Gamma-ray Burst Prompt Emission Spectrum and $E_p$ Evolution Patterns in the ICMART Model

TL;DR

This study uses simulations within the ICMART model to reproduce GRB prompt emission spectra and $E_p$ evolution patterns, showing that complex observed behaviors can arise from multiple ICMART events driven by central engine activity.

Contribution

It demonstrates that the ICMART model can produce realistic GRB spectra and $E_p$ evolution patterns, including mixed behaviors, supporting its viability for explaining GRB prompt emission.

Findings

ICMART can generate Band-shaped spectra matching observations.

$E_p$ evolution in a single ICMART event is always hard-to-soft.

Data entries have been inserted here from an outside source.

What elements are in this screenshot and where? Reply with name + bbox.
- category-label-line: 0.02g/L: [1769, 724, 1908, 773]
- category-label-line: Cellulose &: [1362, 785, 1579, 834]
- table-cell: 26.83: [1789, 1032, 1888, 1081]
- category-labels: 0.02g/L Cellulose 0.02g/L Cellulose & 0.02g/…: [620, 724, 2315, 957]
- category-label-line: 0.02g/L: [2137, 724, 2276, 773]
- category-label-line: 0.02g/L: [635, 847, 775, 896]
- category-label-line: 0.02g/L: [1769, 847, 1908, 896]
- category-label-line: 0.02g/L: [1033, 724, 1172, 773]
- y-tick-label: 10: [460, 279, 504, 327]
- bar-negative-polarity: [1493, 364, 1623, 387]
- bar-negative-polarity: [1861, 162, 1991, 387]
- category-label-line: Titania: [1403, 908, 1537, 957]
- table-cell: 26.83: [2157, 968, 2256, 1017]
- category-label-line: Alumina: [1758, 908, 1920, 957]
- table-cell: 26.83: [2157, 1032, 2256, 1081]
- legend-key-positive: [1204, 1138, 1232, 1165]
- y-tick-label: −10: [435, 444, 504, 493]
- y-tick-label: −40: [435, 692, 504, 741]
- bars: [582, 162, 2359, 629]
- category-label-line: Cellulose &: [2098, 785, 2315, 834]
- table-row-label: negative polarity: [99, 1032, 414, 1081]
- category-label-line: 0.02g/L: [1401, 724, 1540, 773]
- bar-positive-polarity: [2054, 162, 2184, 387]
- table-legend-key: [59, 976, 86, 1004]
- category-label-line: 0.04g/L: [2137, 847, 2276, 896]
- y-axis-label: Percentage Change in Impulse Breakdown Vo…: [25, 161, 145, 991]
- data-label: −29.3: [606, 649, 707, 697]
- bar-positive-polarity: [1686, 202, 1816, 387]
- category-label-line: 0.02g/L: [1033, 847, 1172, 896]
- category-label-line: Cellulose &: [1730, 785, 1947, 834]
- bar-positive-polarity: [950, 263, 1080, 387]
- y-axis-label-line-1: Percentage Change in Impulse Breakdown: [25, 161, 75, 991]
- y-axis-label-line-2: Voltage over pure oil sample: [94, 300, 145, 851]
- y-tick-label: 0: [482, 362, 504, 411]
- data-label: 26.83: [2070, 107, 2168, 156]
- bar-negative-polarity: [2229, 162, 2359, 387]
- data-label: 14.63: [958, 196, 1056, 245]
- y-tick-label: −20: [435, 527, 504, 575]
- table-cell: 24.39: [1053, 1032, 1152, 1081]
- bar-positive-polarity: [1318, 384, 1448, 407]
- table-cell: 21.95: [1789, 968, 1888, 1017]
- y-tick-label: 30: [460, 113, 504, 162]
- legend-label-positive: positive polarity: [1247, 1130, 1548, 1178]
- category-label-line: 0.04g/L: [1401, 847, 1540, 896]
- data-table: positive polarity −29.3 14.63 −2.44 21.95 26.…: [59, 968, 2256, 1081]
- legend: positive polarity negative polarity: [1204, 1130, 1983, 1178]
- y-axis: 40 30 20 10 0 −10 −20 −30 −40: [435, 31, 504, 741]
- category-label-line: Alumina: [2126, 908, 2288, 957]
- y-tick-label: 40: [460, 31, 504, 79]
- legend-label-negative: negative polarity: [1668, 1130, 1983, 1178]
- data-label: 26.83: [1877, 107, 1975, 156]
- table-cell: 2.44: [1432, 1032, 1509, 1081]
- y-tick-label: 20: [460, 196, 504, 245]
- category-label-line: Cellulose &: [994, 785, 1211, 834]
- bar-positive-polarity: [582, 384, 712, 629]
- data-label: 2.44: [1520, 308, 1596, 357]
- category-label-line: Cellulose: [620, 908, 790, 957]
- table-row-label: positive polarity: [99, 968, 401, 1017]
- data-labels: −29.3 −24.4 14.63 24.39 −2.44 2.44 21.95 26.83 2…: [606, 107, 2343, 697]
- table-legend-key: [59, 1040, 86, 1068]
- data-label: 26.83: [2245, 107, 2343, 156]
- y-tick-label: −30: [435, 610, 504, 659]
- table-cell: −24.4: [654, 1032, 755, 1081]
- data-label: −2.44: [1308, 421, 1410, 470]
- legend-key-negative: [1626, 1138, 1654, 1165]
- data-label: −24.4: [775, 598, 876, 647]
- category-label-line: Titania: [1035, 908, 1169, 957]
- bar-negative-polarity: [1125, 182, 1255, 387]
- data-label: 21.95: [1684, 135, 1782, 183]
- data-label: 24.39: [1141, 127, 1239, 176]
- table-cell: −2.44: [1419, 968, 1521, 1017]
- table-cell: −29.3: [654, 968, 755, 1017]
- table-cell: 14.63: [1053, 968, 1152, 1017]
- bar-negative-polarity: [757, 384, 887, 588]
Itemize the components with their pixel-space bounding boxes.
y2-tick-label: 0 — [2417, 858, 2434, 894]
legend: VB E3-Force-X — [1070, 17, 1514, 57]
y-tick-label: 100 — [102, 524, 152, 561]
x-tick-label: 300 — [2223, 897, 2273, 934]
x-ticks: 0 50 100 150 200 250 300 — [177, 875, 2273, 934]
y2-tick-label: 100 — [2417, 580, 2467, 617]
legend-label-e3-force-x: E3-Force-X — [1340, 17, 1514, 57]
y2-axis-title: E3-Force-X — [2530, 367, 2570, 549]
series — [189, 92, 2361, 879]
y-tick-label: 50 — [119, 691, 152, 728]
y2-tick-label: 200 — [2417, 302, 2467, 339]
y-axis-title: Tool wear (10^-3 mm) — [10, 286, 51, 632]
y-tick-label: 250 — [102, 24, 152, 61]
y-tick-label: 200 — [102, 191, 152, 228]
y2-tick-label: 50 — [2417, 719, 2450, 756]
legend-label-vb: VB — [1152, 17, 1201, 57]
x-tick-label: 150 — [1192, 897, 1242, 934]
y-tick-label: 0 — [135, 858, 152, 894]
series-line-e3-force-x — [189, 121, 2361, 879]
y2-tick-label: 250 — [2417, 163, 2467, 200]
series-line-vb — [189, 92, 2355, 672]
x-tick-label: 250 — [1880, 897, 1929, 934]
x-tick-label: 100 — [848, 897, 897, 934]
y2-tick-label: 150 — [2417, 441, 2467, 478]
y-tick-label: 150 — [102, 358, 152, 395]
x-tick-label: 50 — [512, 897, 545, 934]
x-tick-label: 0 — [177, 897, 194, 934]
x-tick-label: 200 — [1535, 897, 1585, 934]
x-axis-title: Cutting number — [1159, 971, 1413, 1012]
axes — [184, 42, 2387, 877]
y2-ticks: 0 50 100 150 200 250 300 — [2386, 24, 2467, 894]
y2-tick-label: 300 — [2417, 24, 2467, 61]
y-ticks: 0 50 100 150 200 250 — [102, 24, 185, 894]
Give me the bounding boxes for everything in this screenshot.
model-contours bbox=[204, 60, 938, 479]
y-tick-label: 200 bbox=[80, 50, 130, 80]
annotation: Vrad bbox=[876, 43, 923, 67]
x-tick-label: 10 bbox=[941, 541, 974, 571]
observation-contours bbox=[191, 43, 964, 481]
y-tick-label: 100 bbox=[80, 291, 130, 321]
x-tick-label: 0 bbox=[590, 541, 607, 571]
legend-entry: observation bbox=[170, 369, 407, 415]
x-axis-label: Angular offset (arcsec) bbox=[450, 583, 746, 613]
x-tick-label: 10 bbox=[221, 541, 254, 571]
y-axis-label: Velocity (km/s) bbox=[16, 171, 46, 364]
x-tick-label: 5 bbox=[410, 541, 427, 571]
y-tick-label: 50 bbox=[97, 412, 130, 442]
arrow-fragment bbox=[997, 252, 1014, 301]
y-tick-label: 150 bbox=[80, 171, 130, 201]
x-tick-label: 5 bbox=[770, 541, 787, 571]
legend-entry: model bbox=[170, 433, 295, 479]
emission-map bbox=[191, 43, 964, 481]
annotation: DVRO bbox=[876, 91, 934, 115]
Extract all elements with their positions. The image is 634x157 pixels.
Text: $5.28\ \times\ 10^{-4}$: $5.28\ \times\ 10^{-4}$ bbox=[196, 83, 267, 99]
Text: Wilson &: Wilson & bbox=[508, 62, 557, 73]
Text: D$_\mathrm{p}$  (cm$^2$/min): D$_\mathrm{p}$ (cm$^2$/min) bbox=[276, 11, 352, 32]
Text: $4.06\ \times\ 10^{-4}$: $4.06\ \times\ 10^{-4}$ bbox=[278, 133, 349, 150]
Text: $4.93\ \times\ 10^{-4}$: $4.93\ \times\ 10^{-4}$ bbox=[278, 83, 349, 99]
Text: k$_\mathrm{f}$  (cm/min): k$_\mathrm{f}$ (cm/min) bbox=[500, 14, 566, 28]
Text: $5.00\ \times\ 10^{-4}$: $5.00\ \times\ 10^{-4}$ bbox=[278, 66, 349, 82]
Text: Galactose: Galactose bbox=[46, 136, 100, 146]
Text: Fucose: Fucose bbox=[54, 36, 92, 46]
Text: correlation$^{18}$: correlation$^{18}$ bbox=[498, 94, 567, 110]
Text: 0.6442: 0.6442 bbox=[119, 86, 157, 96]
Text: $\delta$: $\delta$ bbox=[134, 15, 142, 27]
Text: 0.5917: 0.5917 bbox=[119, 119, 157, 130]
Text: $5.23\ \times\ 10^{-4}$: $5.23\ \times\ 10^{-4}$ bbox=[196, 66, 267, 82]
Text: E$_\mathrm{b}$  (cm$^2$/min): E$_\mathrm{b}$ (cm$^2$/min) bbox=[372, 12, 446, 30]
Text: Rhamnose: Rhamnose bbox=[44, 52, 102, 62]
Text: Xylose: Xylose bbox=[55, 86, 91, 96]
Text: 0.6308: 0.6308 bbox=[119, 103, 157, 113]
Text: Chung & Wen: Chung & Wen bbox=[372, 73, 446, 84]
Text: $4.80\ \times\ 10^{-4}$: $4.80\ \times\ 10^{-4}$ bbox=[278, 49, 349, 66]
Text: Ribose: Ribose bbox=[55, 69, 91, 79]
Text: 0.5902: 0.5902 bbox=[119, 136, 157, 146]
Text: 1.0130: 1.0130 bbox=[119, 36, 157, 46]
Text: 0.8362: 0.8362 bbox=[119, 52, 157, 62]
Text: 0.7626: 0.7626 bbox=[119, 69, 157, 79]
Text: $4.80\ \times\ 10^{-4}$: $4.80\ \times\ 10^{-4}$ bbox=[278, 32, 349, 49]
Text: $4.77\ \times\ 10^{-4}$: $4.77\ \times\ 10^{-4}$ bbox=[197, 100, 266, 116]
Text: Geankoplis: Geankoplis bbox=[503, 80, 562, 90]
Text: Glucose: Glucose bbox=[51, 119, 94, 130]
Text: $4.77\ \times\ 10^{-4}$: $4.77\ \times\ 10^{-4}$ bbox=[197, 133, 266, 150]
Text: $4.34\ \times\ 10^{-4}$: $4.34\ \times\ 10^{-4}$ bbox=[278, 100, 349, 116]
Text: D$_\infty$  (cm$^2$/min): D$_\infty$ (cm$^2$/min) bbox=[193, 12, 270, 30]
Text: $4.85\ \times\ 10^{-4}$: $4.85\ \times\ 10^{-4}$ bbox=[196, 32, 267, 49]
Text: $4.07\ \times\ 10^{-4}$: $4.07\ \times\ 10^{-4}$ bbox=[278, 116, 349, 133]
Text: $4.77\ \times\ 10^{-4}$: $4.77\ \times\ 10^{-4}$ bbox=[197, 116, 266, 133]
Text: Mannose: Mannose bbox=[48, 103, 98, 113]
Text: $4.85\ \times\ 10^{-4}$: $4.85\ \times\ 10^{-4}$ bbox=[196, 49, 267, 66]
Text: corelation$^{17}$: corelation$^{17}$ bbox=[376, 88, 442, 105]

Combined ICMART events can produce diverse $E_p$ evolution patterns.

Abstract

In this paper, we simulate the gamma-ray bursts (GRBs) prompt emission light curve, spectrum and $E_p$ evolution patterns within the framework of the Internal-Collision-induced MAgnetic Reconnection and Turbulence (ICMART) model. We show that this model can produce a Band shape spectrum, whose parameters ($E_p$, $\alpha$, $\beta$) could distribute in the typical distribution from GRB observations, as long as the magnetic field and the electron acceleration process in the emission region are under appropriate conditions. On the other hand, we show that for one ICMART event, $E_p$ evolution is always a hard-to-soft pattern. However, a GRB light curve is usually composed of multiple ICMART events that are fundamentally driven by the erratic GRB central engine activity. In this case, we find that if one individual broad pulse in the GRB light curve is composed of multiple ICMART events, the overall $E_p$ evolution could be disguised as the intense-tracking pattern. Therefore, mixed $E_p$ evolution patterns can coexist in the same burst, with a variety of combined patterns. Our results support the ICMART model to be a competitive model to explain the main properties of GRB prompt emission. The possible challenges faced by the ICMART model are also discussed in details.